Saíam do governo, mais pobres do que quando haviam entrado. Mas gratificados pelo reconhecimento. A população sabia identificar os verdadeiros benfeitores.


Os vereadores, então? Eram pessoas que tinham o seu ganha-pão muito distanciado da política. Dispunham-se a exercer um múnus espontâneo e gratuito. Reuniam-se uma vez por semana para, à noite, discutir problemas da comunidade. Só tinham o ônus da vereança. O bônus era deixarem a função sob o aplauso da cidadania.


De repente, o que aconteceu? A política parece um território destinado a abrigar quem não tem o que perder. Pessoas de bem fogem dela. Virou profissão. Não existia, no Brasil daquele tempo, o “profissional da política”. Aquele que não tem outra atividade que não seja o desempenho do mandato.


O pior é que uma generalização perversa coloca no mesmo balaio o sem-número dos espertos e os raríssimos quadros que não perdem a compostura, que realmente se devotam à causa do bem comum. Conceito que perde identidade a cada ano que passa.


Bem comum: conjunto de condições da vida social que consintam e favoreçam o desenvolvimento integral da personalidade humana. Quantos são os políticos dos três níveis federais que realmente se enquadram no apostolado da consecução do interesse de todos?


O noticiário que dissemina o enriquecimento rápido de eleitos que chegaram ao exercício de cargos públicos é algo que desanima a juventude e a faz abominar a participação na vida política. E, na verdade, sem participar dela, compromete-se o que reste de decência na vida pública.


A inspiração partidária é saudável em sua origem. Se o pluralismo é uma das características da humanidade – não há homogeneidade na espécie racional: todos são heterogêneos, singulares e irrepetíveis - , natural existam distintas concepções do que deva ser a gestão dos interesses coletivos.


Só que o Brasil chegou a uma bizarra caricatura de Partido Político. São dezenas, mudam suas siglas, mudam seus ocupantes. Não é possível existir quarenta visões desiguais sobre o que deva ser o governo e suas prioridades. Os partidos só servem para atender ao insaciável desejo de poder que acomete os que se arriscam a jogar suas biografias nos renhidos pleitos. Sugam o Erário com seus Fundos Partidário e Eleitoral, descuidando-se da obrigação de propiciar educação política. Todos eles têm os seus Institutos destinados a essa formação. Não vejo oferta de treinamento para resgatar a idoneidade e o prestígio da política. O que fazem com essa verba?

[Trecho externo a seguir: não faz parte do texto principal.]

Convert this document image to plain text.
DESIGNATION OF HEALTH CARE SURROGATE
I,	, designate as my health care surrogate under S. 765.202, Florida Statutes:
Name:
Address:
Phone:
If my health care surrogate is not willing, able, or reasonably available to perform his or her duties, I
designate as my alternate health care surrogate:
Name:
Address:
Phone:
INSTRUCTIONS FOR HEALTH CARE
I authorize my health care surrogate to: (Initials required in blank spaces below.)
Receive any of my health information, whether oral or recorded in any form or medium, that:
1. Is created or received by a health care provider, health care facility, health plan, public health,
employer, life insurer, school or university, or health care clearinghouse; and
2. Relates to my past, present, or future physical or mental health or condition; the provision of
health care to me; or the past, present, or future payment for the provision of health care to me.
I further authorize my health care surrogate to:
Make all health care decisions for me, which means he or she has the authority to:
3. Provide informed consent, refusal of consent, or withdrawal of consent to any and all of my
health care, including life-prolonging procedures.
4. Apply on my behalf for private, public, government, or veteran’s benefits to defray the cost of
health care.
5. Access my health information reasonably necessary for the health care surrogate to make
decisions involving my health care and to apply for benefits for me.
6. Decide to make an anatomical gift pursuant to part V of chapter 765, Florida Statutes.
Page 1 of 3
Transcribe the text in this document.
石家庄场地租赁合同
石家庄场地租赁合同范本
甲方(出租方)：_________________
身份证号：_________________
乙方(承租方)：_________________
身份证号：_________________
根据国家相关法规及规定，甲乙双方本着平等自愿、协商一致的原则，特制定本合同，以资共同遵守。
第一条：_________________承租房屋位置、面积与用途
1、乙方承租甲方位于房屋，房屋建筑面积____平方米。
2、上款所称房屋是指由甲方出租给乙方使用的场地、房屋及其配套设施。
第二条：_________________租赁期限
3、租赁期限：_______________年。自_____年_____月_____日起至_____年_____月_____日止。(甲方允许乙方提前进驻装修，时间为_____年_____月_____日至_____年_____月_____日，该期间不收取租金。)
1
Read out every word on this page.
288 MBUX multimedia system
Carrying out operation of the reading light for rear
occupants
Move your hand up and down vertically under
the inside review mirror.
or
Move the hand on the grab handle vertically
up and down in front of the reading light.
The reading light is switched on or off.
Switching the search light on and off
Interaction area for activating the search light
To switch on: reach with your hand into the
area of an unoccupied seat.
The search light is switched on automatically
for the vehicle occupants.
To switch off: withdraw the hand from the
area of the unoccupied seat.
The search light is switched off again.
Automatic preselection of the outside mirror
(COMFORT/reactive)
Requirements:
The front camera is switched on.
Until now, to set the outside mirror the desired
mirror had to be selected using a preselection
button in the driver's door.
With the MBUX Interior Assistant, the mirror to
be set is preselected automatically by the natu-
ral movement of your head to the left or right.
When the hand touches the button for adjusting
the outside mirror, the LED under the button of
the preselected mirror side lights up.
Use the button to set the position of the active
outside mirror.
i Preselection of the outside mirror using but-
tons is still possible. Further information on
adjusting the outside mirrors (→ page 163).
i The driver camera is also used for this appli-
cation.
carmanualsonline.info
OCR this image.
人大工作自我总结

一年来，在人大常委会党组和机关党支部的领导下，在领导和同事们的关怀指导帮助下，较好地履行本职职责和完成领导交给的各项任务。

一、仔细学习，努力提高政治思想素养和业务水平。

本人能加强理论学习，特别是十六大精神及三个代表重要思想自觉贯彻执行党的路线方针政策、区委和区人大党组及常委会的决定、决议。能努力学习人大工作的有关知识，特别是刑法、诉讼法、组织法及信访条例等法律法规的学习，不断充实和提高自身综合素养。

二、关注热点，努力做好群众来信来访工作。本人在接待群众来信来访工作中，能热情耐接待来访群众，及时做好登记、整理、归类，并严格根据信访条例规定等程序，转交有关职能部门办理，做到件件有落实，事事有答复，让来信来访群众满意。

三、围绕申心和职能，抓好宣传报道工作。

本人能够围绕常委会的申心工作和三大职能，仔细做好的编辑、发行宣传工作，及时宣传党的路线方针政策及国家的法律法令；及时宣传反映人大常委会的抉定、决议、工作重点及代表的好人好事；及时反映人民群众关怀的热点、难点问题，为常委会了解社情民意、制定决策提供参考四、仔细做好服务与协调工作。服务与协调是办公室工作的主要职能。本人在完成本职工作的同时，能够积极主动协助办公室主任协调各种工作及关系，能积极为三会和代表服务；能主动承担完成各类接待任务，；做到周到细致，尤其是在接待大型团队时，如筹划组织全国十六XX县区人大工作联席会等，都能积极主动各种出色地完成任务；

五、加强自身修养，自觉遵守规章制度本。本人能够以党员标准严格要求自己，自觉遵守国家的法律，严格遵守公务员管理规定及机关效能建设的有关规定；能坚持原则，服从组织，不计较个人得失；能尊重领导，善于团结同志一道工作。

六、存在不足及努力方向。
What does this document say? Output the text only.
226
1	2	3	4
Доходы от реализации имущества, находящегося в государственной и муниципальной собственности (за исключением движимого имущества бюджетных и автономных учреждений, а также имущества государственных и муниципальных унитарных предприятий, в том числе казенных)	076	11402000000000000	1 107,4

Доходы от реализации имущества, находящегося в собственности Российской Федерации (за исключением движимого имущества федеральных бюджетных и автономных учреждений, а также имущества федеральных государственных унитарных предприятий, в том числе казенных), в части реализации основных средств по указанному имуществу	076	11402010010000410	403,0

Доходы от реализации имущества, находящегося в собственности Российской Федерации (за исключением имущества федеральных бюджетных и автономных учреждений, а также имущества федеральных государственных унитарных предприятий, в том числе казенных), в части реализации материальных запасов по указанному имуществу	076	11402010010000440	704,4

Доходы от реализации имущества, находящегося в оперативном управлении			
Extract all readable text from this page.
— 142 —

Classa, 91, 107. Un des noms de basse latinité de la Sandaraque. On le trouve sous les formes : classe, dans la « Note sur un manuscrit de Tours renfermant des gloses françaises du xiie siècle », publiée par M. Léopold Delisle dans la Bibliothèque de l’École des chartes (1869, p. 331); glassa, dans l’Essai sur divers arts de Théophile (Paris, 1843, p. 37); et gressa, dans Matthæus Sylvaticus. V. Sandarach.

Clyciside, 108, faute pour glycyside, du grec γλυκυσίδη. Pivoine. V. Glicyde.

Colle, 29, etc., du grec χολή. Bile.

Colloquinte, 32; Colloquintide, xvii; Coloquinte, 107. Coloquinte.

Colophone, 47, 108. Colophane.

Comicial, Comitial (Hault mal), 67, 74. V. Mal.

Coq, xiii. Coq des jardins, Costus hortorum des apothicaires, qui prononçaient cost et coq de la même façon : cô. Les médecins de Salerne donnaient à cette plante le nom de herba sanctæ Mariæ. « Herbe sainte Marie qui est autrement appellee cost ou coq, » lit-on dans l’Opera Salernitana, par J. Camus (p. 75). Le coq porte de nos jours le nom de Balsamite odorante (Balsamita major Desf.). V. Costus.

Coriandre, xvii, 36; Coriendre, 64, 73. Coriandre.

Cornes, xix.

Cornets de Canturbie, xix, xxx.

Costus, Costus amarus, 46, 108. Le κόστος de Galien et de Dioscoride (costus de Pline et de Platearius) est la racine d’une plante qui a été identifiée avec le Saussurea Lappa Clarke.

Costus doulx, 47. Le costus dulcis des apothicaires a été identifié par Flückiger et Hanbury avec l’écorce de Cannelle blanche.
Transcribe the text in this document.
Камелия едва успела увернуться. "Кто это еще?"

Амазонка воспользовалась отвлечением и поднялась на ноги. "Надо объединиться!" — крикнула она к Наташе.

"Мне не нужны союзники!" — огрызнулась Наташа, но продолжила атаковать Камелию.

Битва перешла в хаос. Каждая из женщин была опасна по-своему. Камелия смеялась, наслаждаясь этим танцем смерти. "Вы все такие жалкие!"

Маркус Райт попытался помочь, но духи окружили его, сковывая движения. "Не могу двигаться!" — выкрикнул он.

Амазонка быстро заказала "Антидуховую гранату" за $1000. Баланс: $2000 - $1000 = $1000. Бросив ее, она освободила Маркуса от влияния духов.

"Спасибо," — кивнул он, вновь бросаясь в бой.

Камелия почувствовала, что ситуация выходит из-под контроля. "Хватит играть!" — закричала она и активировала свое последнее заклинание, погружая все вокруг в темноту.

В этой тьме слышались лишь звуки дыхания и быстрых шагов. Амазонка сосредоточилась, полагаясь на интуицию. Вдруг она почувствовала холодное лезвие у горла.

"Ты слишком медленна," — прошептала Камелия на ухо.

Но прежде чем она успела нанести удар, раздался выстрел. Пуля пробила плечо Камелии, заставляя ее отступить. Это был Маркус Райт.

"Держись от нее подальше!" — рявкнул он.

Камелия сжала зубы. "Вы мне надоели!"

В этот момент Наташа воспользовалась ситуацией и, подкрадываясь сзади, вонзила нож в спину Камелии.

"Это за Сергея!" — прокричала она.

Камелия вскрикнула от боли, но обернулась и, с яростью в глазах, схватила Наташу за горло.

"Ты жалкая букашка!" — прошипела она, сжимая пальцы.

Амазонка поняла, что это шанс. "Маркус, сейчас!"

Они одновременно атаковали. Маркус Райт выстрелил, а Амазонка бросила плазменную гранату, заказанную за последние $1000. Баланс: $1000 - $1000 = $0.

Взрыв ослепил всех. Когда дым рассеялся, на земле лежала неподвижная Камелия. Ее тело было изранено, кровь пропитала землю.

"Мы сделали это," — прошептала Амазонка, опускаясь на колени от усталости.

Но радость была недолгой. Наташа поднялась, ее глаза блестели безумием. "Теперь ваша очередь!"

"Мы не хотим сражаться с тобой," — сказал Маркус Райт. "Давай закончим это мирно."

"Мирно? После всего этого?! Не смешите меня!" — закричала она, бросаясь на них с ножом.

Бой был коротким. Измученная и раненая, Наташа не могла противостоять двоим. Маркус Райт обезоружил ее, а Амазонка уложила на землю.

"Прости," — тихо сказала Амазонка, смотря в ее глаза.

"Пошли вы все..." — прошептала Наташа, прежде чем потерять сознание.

O excesso de má política, a proliferação de maus exemplos, a reiteração de escândalos e o desalento geral de uma população submetida a uma das mais elevadas cargas tributárias do planeta evidenciam quadro nostálgico. Se é inadmissível a corrupção escancarada, de quem subtrai do Erário, a caixa comum para satisfazer as necessidades do convívio, não é de se aceitar a corrupção mascarada, implícita na conduta de quem se acomoda e não se empenha em mudar os maus costumes na vida partidária.


Descontaminar a política, expungir dela os maus elementos, provar à juventude que não há outra fórmula de regeneração da vida nacional, é o dever dos homens de bem. Eles ainda existem. Ajudemo-los nessa missão que pode parecer praticamente impossível.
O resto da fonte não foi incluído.